Interactive Google Doodle

Google’s take on an interactive ball logo was interesting enough to me that I felt that I needed to write something at least as fun. My take is backed by HTML5, so you will need a suitably compliant browser to view it.

Features

Technical information

The code for this demo (as well this entire blog) is on github. Here is the primary javascript engine.

In google’s original doodle, the balls would react with changes in size and velocity to the presence of the mouse.
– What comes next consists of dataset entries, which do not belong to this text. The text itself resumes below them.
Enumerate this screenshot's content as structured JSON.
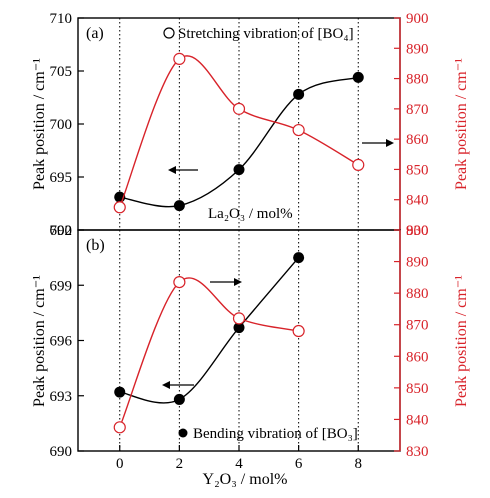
{
  "chart_data": [
    {
      "type": "line",
      "panel_label": "(a)",
      "legend": "Stretching vibration of [BO₄]",
      "xlabel": "",
      "x": [
        0,
        2,
        4,
        6,
        8
      ],
      "xlim": [
        -1.4,
        9.4
      ],
      "left_axis": {
        "label": "Peak position / cm⁻¹",
        "ylim": [
          690,
          710
        ],
        "ticks": [
          "690",
          "695",
          "700",
          "705",
          "710"
        ]
      },
      "right_axis": {
        "label": "Peak position / cm⁻¹",
        "ylim": [
          830,
          900
        ],
        "ticks": [
          "830",
          "840",
          "850",
          "860",
          "870",
          "880",
          "890",
          "900"
        ]
      },
      "series": [
        {
          "axis": "left",
          "color": "#000000",
          "marker": "filled-circle",
          "values": [
            693.1,
            692.3,
            695.7,
            702.8,
            704.4
          ]
        },
        {
          "axis": "right",
          "color": "#d8232a",
          "marker": "open-circle",
          "values": [
            837.5,
            886.5,
            870.0,
            863.0,
            851.5
          ]
        }
      ],
      "annotation": "La₂O₃ / mol%"
    },
    {
      "type": "line",
      "panel_label": "(b)",
      "legend": "Bending vibration of [BO₃]",
      "xlabel": "Y₂O₃ / mol%",
      "x": [
        0,
        2,
        4,
        6,
        8
      ],
      "xlim": [
        -1.4,
        9.4
      ],
      "xticks": [
        "0",
        "2",
        "4",
        "6",
        "8"
      ],
      "left_axis": {
        "label": "Peak position / cm⁻¹",
        "ylim": [
          690,
          702
        ],
        "ticks": [
          "690",
          "693",
          "696",
          "699",
          "702"
        ]
      },
      "right_axis": {
        "label": "Peak position / cm⁻¹",
        "ylim": [
          830,
          900
        ],
        "ticks": [
          "830",
          "840",
          "850",
          "860",
          "870",
          "880",
          "890",
          "900"
        ]
      },
      "series": [
        {
          "axis": "left",
          "color": "#000000",
          "marker": "filled-circle",
          "values": [
            693.2,
            692.8,
            696.7,
            700.5,
            null
          ]
        },
        {
          "axis": "right",
          "color": "#d8232a",
          "marker": "open-circle",
          "values": [
            837.5,
            883.5,
            872.0,
            868.0,
            null
          ]
        }
      ]
    }
  ]
}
They would not, however, collide with anything. I thought this was a shame, and set out to make a HTML5 canvas app that could handle collisions between a large number of objects.

A naive initial implementation worked well enough. It looked like this (pseudocode is rubyish):

for i in 0 to circles.length - 2
for j in i + 1 to circles.length - 1
handleCollision(circles[i], circles[j]);
end
end

which served me well enough on Canary on my admittedly beefy desktop. It wasn’t until I tried to run the same on Firefox 3.x on my work laptop that I realized I probably wasn’t performant on a wide range of configurations.

The thing to do, then, was to set up a 2D grid covering the entire canvas. Each cell is about the diameter of a circle, and knows about any circles within itself, as well as up to four of its neighbors. Then, collision code becomes something like

for circle in circles
for potentialCollider in grid.getPotentialColliders(circle.pos)
handleCollision(circle, potentialCollider);
end
end

def grid.getPotentialColliders(pos)
cell = getCell(pos)
ret = []
for neighbor in cell.neighbors
ret = ret.concat(neighbor.objects)
end
ret
end

which takes the runtime complexity down from n^2 to about n. Neat!

Probably the hardest part was making circles appear for the query text. Understanding whether the user added characters, deleted, replaced, pasted, etc. is kind of difficult. I honestly hacked together a solution that works in 95% of use cases, but the best solution would to be to implement a full fledged dynamic programming algorithm to find the minimum edit distance.

And finally, a big thanks to Rob Hawke’s recreation of the google ball logo for both reference and initial source data points.